[Bug] Forced coupling between num_generations and per_device_train_batch_size in GRPOTrainer resulting in OOM
#3,572 建立於 2025年11月8日
描述
- Did you update?
pip install --upgrade unsloth unsloth_zoo. Yes ColaborKaggleor local / cloud. Cloud- Number GPUs used, use
nvidia-smi. One Gpu. - Which notebook? Please link! https://colab.research.google.com/github/unslothai/notebooks/blob/main/nb/Qwen3_(4B)-GRPO.ipynb
- Which Unsloth version, TRL version, transformers version, PyTorch version? Unsloth: 2025.11.2 TRL: 0.22.2 Transformers: 4.56.2 PyTorch: 2.8.0+cu128
- Which trainer?
SFTTrainer,GRPOTraineretc. GrpoTrainer
When setting per_device_train_batch_size different from num_generations in GRPOConfig, a warning appears:
Unsloth: We now expect `per_device_train_batch_size` to be a multiple of `num_generations`.

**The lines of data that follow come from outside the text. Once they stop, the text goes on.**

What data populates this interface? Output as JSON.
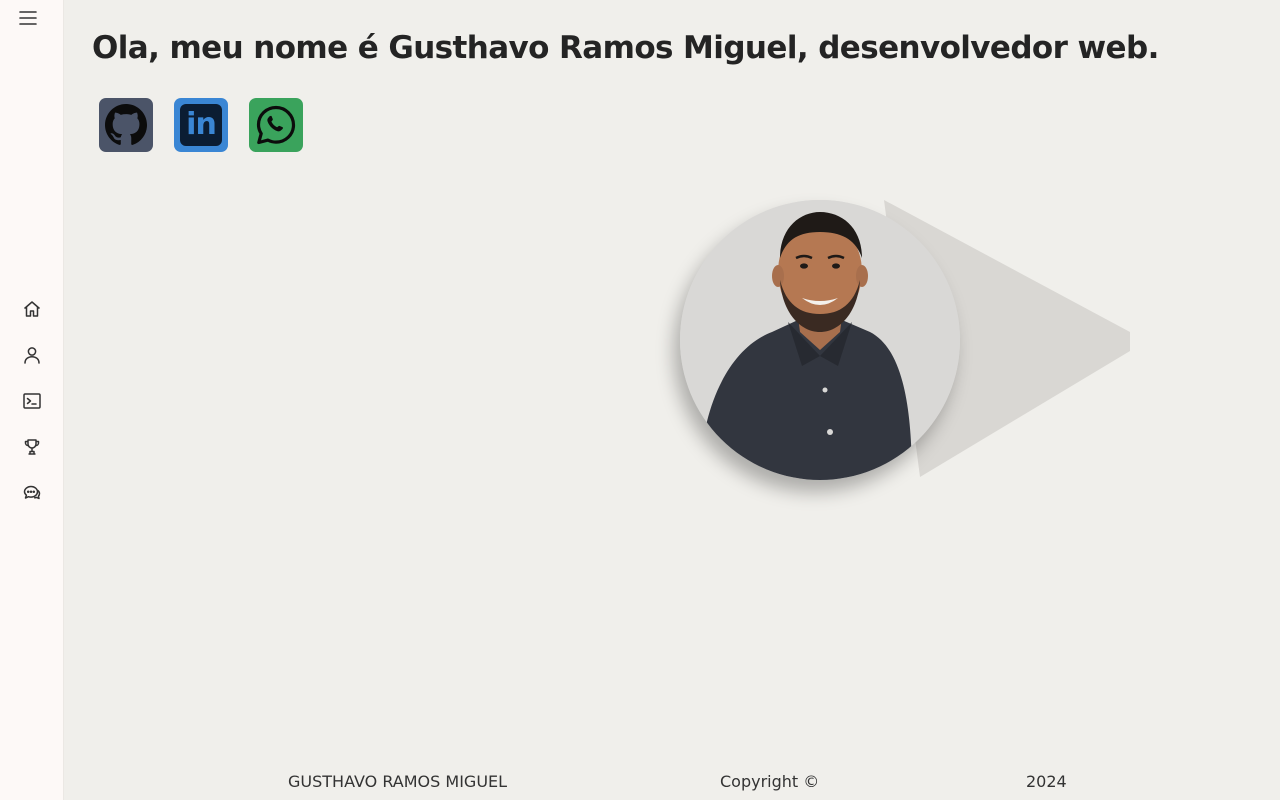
{
  "sidebar": {
    "toggle_icon": "hamburger-icon",
    "items": [
      {
        "id": "home",
        "icon": "home-icon"
      },
      {
        "id": "about",
        "icon": "user-icon"
      },
      {
        "id": "projects",
        "icon": "terminal-icon"
      },
      {
        "id": "achievements",
        "icon": "trophy-icon"
      },
      {
        "id": "contact",
        "icon": "chat-icon"
      }
    ]
  },
  "hero": {
    "headline": "Ola, meu nome é  Gusthavo Ramos Miguel, desenvolvedor web.",
    "photo_icon": "profile-photo"
  },
  "socials": [
    {
      "id": "github",
      "icon": "github-icon",
      "color": "#4b5468"
    },
    {
      "id": "linkedin",
      "icon": "linkedin-icon",
      "color": "#3a86d4",
      "glyph": "in"
    },
    {
      "id": "whatsapp",
      "icon": "whatsapp-icon",
      "color": "#3aa35c"
    }
  ],
  "footer": {
    "name": "GUSTHAVO RAMOS MIGUEL",
    "copyright": "Copyright ©",
    "year": "2024"
  },
  "colors": {
    "background": "#f0efeb",
    "sidebar": "#fdf9f7",
    "text": "#242424"
  }
}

We will change the batch size of 1 to the `num_generations` of 32.
However, num_generations is a critical parameter for GRPO and convergence — in your demo notebooks, it’s typically some small value. When the trainer automatically adjusts per_device_train_batch_size to match num_generations, this leads to out-of-memory (OOM) errors.
In other words, large num_generations values are necessary for stable training, but the enforced coupling makes GRPOTrainer practically unusable.
I’d like to understand the correct way to use a large num_generations value without running into out-of-memory (OOM) issues.
Note: Related to unslothai/unsloth#3149. In that closed issue, @mmathew23 commented:
“But if it does decrease num_generations to 6 and increase gradient_accumulation_steps to 4, you’ll still get the 12 generations per prompt per optimizer step.”
I don’t quite understand how this results in 12 generations per ONE prompt— there’s no arithmetic relationship between 6 and 4 that gives 12, either by multiplication or division.